Neither the Landlord, or its agents, or employees, shall be liable and the Tenant waives all claim for damage to personal property sustained by the Tenant, or any occupant of the Premises or other part of the Shopping Center, resulting directly, or indirectly, from the Premises or any part thereof, or any part of the Shopping Center, or any equipment or appurtenances being or becoming out of repair, or resulting from any accident or occurrence in or about the Premises, or the Shopping Center, or resulting directly, or indirectly, from any act or neglect of any tenant or occupant, or of any other person."
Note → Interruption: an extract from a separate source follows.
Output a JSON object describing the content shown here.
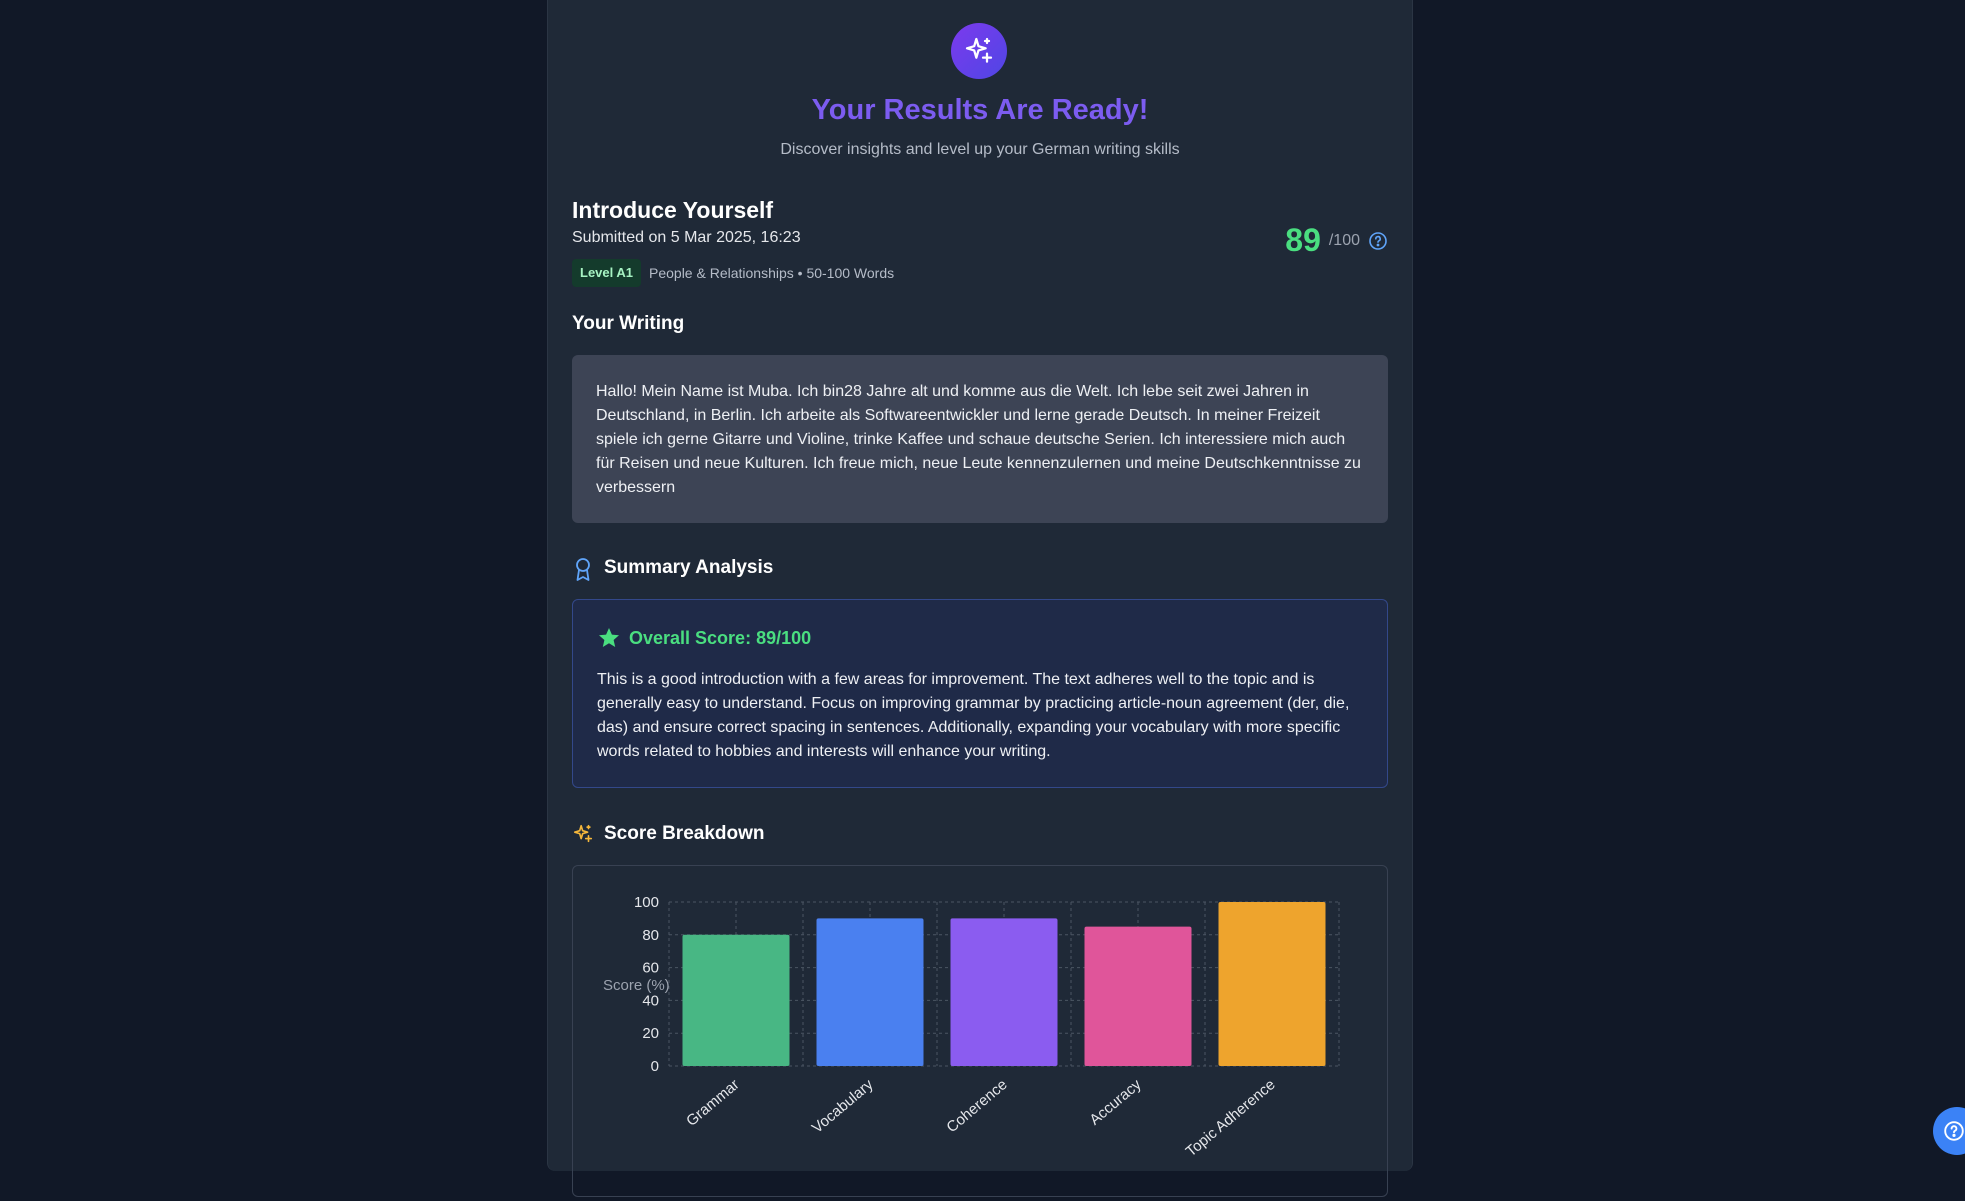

In our view the language contained in the leases clearly exempts defendants from any and all liability for damages resulting from the acts of the third persons. The foregoing language also explicitly recites that plaintiffs assume full responsibility for protecting their stores from theft and robbery. Both provisions are clear and unambiguous, thus affording no basis for cancellation of the leases. Plaintiffs' assertion that defendants breached plaintiffs' express covenant for quiet enjoyment also is without merit. That clause recites that defendants covenant that plaintiffs shall hold the premises "free from molestation, eviction or disturbance by the Landlord or by any other person or persons lawfully claiming or to claim the same." Since the acts complained of by plaintiffs are the illegal acts of third persons and not those of the landlord or any person who could assert a lawful claim to the premises, this covenant has no application to the present case.

Without discussion we hold that the trial court correctly denied defendants' motion to tax costs against plaintiffs for costs incurred by defendants prior to the allowance of summary judgment.

For the reasons stated, the order of the circuit court of Cook County granting summary judgment to defendants is affirmed. The order denying costs to defendants is also affirmed.